Premier roman
Après la spectaculaire et très médiatique arrestation de Jean Labatille pour les dizaines de meurtres épouvantables qu’il a commis, son épouse et leur fils Lucien réussissent à se faire oublier dans une petite ville de province. Au lycée, le lourd secret que porte l’adolescent le rend magnétique. Le voilà au centre de toutes les convoitises féminines. Parmi les prétendantes, Jessica a peut-être, elle aussi, bien des choses à dissimuler.
La narration et le narratif employés par l’auteur nous transportent au grès de volutes philosophiques, sur une certaine analyse de vies qui se dévoilent dans ce roman merveilleusement bien écrit. Intrigues et rebondissements tiennent le lecteur en haleine … dans l’attente de découvrir ce que Jessica n’a pas dit !
Voici un beau livre. Un petit morceau de littérature vraie et bien écrit, mais pas que. Une petite histoire haletante, mais pas que. Quelques réflexions non dépourvues de profondeur sur la vie, la mort, la culpabilité, mais pas que.
Sylvain BUSSIÈRES nous offre surtout dans ce livre une part de lui-même, c’est évident. Il nous narre une histoire à multiples niveaux de lecture, du « simple » discours cynique dans la droite ligne de L’Étranger de Camus au récit symboliste de nos vies, parsemées des fantômes des opportunités que nous avons distraitement laissé mourir par mégarde, indifférence, expérience idiote ou volonté de laisser libre court à nos noires pulsions.
Ce livre nous dit que nous sommes surtout ce que les autres pensent de nous, il nous rappelle que ne trouvons que le bonheur qu’on se donne la peine d’aller chercher ; il nous rappelle que nous ne sommes que des Hommes, des êtres à multiples niveaux de lecture, des êtres à multiples niveaux de conscience. « Nous rêvons tous d’organiser nos vies autour de nos vertus pour qu’elles s’épanouissent, leur trouver de l’espace et du temps, mais le vice exige la même chose et c’est lui qui gagne. » Tout a-t-il été vraiment dit ?
J’ai aimé que l’histoire soit hétéroclite, on effleure le thriller, un poil de fantastique, et le roman contemporain. Il donne aussi matière à réfléchir sur la culpabilité, le couple, l’éducation, la transmission… La plume est fine, par moment ciselée mais toujours sensible. Je l’ai lu en une journée, l’intrigue est addictive. C’est un livre qui ne ressemble pas à un autre !
Tant de rebondissements et quelle créativité pour ce premier roman ! Félicitations à l’auteur !

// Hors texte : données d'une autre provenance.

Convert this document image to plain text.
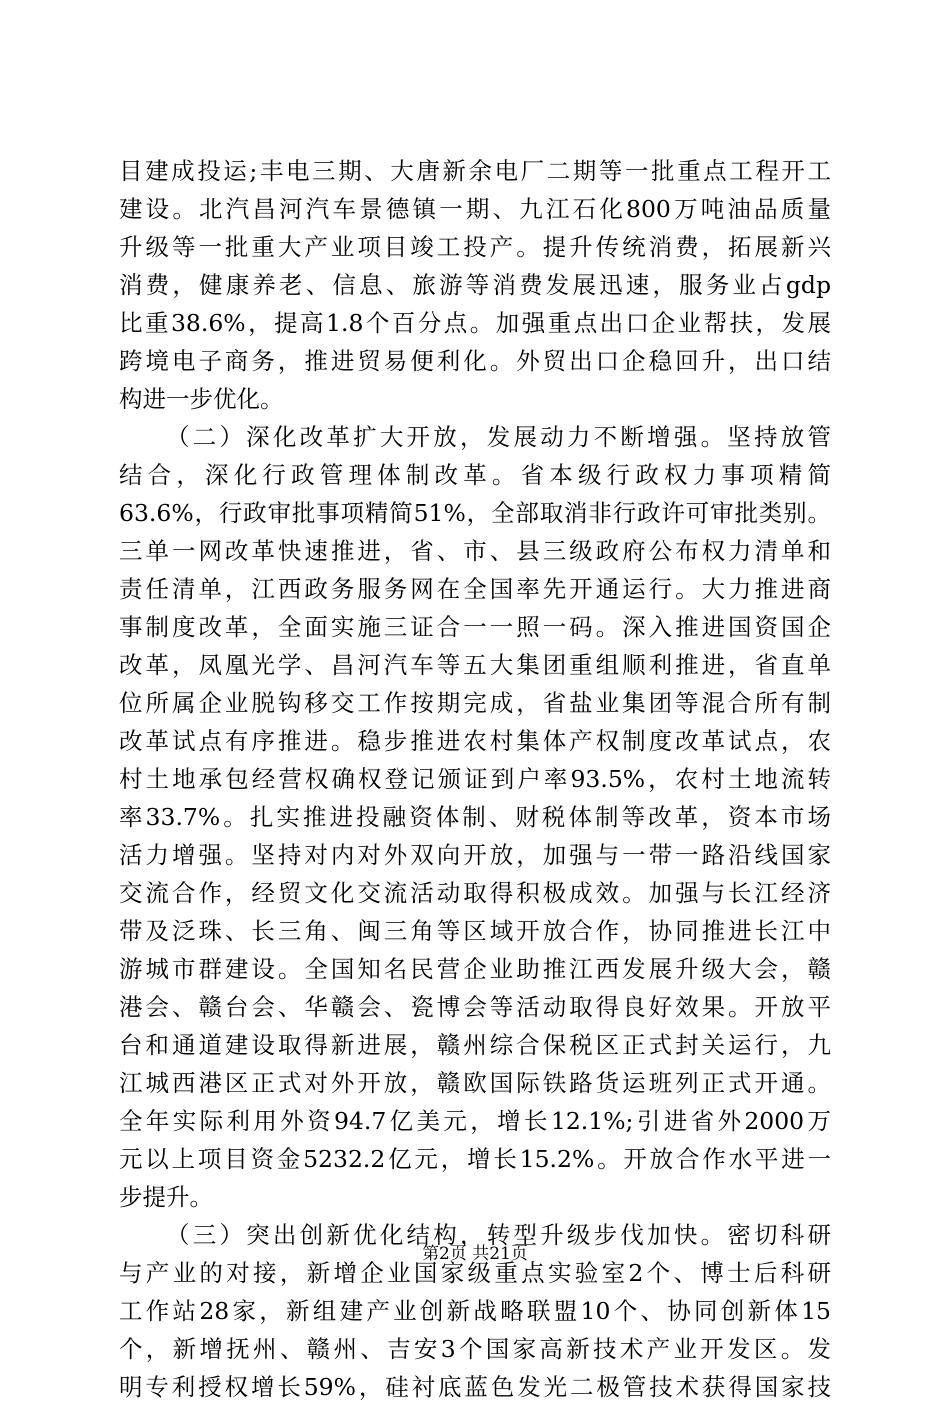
目建成投运;丰电三期、大唐新余电厂二期等一批重点工程开工
建设。北汽昌河汽车景德镇一期、九江石化800万吨油品质量
升级等一批重大产业项目竣工投产。提升传统消费，拓展新兴
消费，健康养老、信息、旅游等消费发展迅速，服务业占gdp
比重38.6%，提高1.8个百分点。加强重点出口企业帮扶，发展
跨境电子商务，推进贸易便利化。外贸出口企稳回升，出口结
构进一步优化。
（二）深化改革扩大开放，发展动力不断增强。坚持放管
结合，深化行政管理体制改革。省本级行政权力事项精简
63.6%，行政审批事项精简51%，全部取消非行政许可审批类别。
三单一网改革快速推进，省、市、县三级政府公布权力清单和
责任清单，江西政务服务网在全国率先开通运行。大力推进商
事制度改革，全面实施三证合一一照一码。深入推进国资国企
改革，凤凰光学、昌河汽车等五大集团重组顺利推进，省直单
位所属企业脱钩移交工作按期完成，省盐业集团等混合所有制
改革试点有序推进。稳步推进农村集体产权制度改革试点，农
村土地承包经营权确权登记颁证到户率93.5%，农村土地流转
率33.7%。扎实推进投融资体制、财税体制等改革，资本市场
活力增强。坚持对内对外双向开放，加强与一带一路沿线国家
交流合作，经贸文化交流活动取得积极成效。加强与长江经济
带及泛珠、长三角、闽三角等区域开放合作，协同推进长江中
游城市群建设。全国知名民营企业助推江西发展升级大会，赣
港会、赣台会、华赣会、瓷博会等活动取得良好效果。开放平
台和通道建设取得新进展，赣州综合保税区正式封关运行，九
江城西港区正式对外开放，赣欧国际铁路货运班列正式开通。
全年实际利用外资94.7亿美元，增长12.1%;引进省外2000万
元以上项目资金5232.2亿元，增长15.2%。开放合作水平进一
步提升。
（三）突出创新优化结构，转型升级步伐加快。密切科研
与产业的对接，新增企业国家级重点实验室2个、博士后科研
工作站28家，新组建产业创新战略联盟10个、协同创新体15
个，新增抚州、赣州、吉安3个国家高新技术产业开发区。发
明专利授权增长59%，硅衬底蓝色发光二极管技术获得国家技
第2页 共21页
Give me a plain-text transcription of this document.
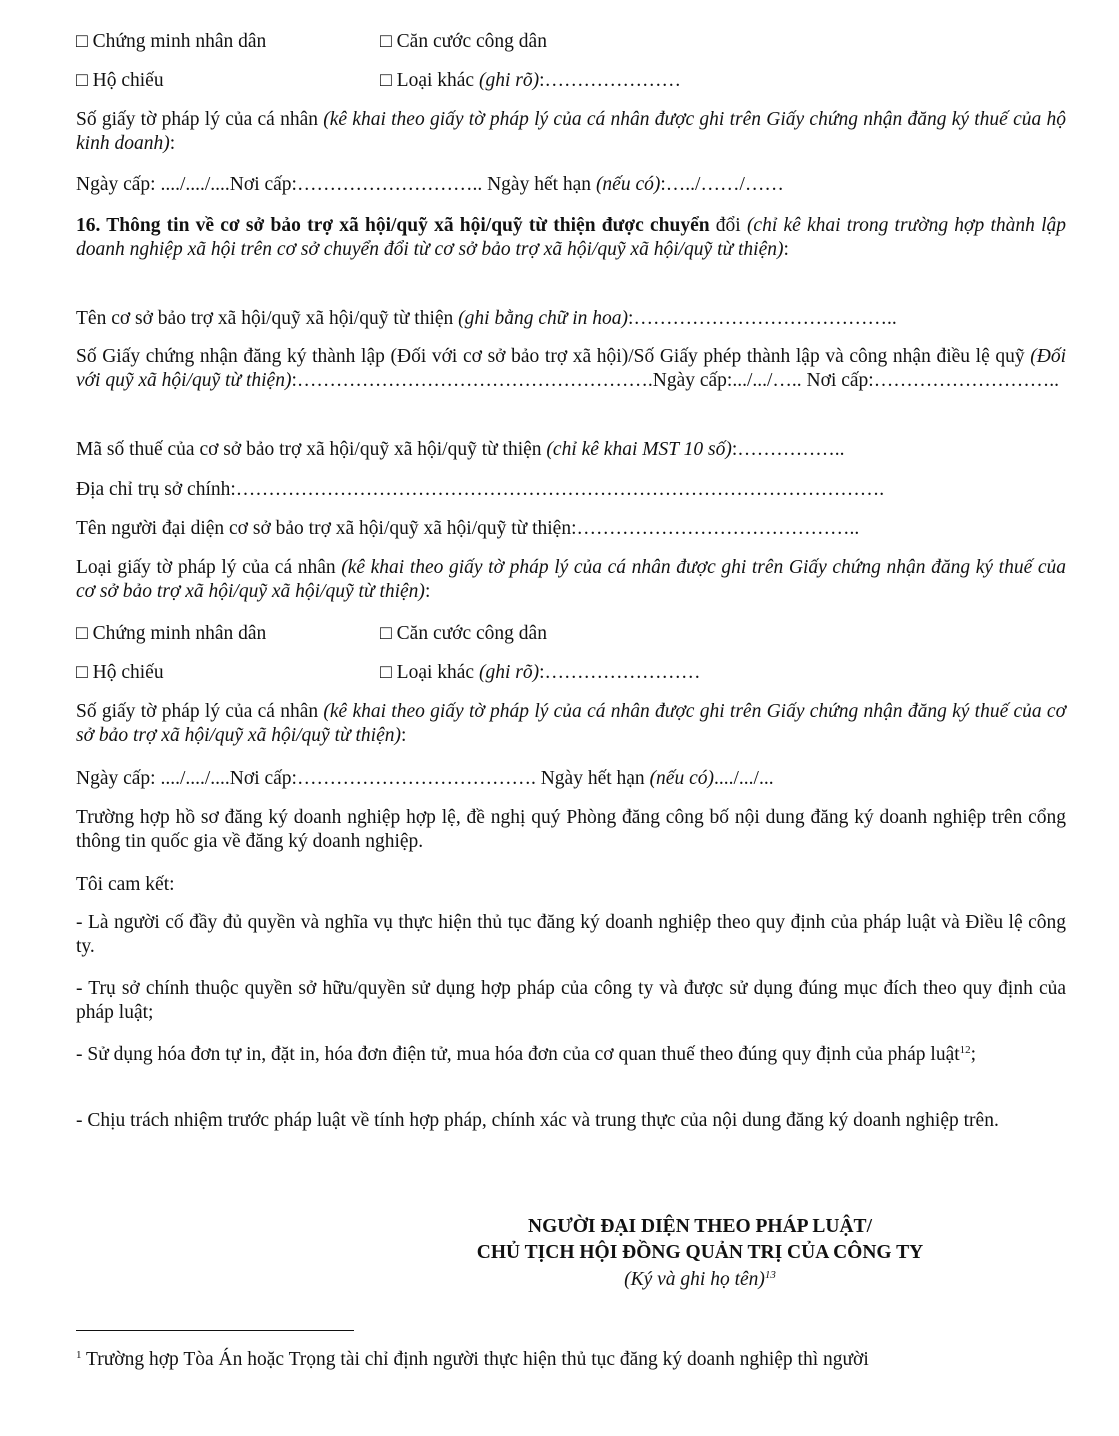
□ Chứng minh nhân dân	□ Căn cước công dân
□ Hộ chiếu	□ Loại khác (ghi rõ):…………………
Số giấy tờ pháp lý của cá nhân (kê khai theo giấy tờ pháp lý của cá nhân được ghi trên Giấy chứng nhận đăng ký thuế của hộ kinh doanh):
Ngày cấp: ..../..../....Nơi cấp:……………………….. Ngày hết hạn (nếu có):…../……/……
16. Thông tin về cơ sở bảo trợ xã hội/quỹ xã hội/quỹ từ thiện được chuyển đổi (chỉ kê khai trong trường hợp thành lập doanh nghiệp xã hội trên cơ sở chuyển đổi từ cơ sở bảo trợ xã hội/quỹ xã hội/quỹ từ thiện):
Tên cơ sở bảo trợ xã hội/quỹ xã hội/quỹ từ thiện (ghi bằng chữ in hoa):…………………………………..
Số Giấy chứng nhận đăng ký thành lập (Đối với cơ sở bảo trợ xã hội)/Số Giấy phép thành lập và công nhận điều lệ quỹ (Đối với quỹ xã hội/quỹ từ thiện):……………………………………………….Ngày cấp:.../.../….. Nơi cấp:………………………..
Mã số thuế của cơ sở bảo trợ xã hội/quỹ xã hội/quỹ từ thiện (chỉ kê khai MST 10 số):……………..
Địa chỉ trụ sở chính:……………………………………………………………………………………….
Tên người đại diện cơ sở bảo trợ xã hội/quỹ xã hội/quỹ từ thiện:……………………………………..
Loại giấy tờ pháp lý của cá nhân (kê khai theo giấy tờ pháp lý của cá nhân được ghi trên Giấy chứng nhận đăng ký thuế của cơ sở bảo trợ xã hội/quỹ xã hội/quỹ từ thiện):
□ Chứng minh nhân dân	□ Căn cước công dân
□ Hộ chiếu	□ Loại khác (ghi rõ):……………………
Số giấy tờ pháp lý của cá nhân (kê khai theo giấy tờ pháp lý của cá nhân được ghi trên Giấy chứng nhận đăng ký thuế của cơ sở bảo trợ xã hội/quỹ xã hội/quỹ từ thiện):
Ngày cấp: ..../..../....Nơi cấp:………………………………. Ngày hết hạn (nếu có)..../.../...
Trường hợp hồ sơ đăng ký doanh nghiệp hợp lệ, đề nghị quý Phòng đăng công bố nội dung đăng ký doanh nghiệp trên cổng thông tin quốc gia về đăng ký doanh nghiệp.
Tôi cam kết:
- Là người cố đầy đủ quyền và nghĩa vụ thực hiện thủ tục đăng ký doanh nghiệp theo quy định của pháp luật và Điều lệ công ty.
- Trụ sở chính thuộc quyền sở hữu/quyền sử dụng hợp pháp của công ty và được sử dụng đúng mục đích theo quy định của pháp luật;
- Sử dụng hóa đơn tự in, đặt in, hóa đơn điện tử, mua hóa đơn của cơ quan thuế theo đúng quy định của pháp luật$^{12}$;
- Chịu trách nhiệm trước pháp luật về tính hợp pháp, chính xác và trung thực của nội dung đăng ký doanh nghiệp trên.
NGƯỜI ĐẠI DIỆN THEO PHÁP LUẬT/
CHỦ TỊCH HỘI ĐỒNG QUẢN TRỊ CỦA CÔNG TY
(Ký và ghi họ tên)$^{13}$
$^1$ Trường hợp Tòa Án hoặc Trọng tài chỉ định người thực hiện thủ tục đăng ký doanh nghiệp thì người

Crédit : Gilles Delacuvellerie
Sylvain Bussières vit dans l’Ouest de la France. Selon lui, parmi les auteurs parfaitement inconnus, il est certainement le plus talentueux, c’est la raison pour laquelle il décide de s’auto-éditer. Jessica n’a pas tout dit est donc son premier roman publié. Il s’agit d’un livre haletant et profond, sensible et espiègle qui vous poursuivra longtemps, toujours selon l’auteur.
Après l’arrestation de mon père, nous dûmes quitter la ville dans laquelle j’avais grandi. Comme toutes les coiffeuses, ma mère avait une sensibilité sociale très affûtée. Elle comprit tout de suite que nous devions fuir, elle et moi, prendre nos distances et chercher à rester anonymes. Dans la confusion judiciaire et médiatique, elle eut l’immense intelligence et le grand art de nous soustraire aux objectifs des photographes et des cameramen. Nos visages restèrent donc quasi inconnus.
La lecture des magazines people et le visionnage de séries policières lui avaient enseigné la conduite à tenir dans ce genre de circonstances. Nous déménageâmes aussitôt que possible. Il ne s’agissait que de changer de région et nous nous installâmes à trois heures de route, dans une petite ville. Le bail de la maison, son contrat de travail et mon inscription au lycée avaient été établis sous son nom de jeune fille, le mien désormais. Labatille était devenu un des noms communs du diable. Dutroux et Fourniret le détrôneraient plus tard. Je devins Lucien Courage, né d’un père absent et d’une mère bien nommée. Je détestai d’abord ce nom puis m’y habituai jusqu’à l’aimer.
Le tour de force de ma mère était remarquable. Elle nous avait exfiltrés, purifiés. Grâce à elle, nous passâmes le reste de nos vies hors de l’éclat funeste du célèbre Jean Labatille. Nous rompîmes tous liens amicaux, seule resta la famille de mon père – elle n’en avait pas – qui habitait assez loin pour que notre nouvelle adresse ne puisse être communiquée aux curieux restés sur place. À moins de faire partie de ce maigre cercle familial, vous qui me lisez aujourd’hui découvrez de qui je suis le fils. Je dois ça à ma mère.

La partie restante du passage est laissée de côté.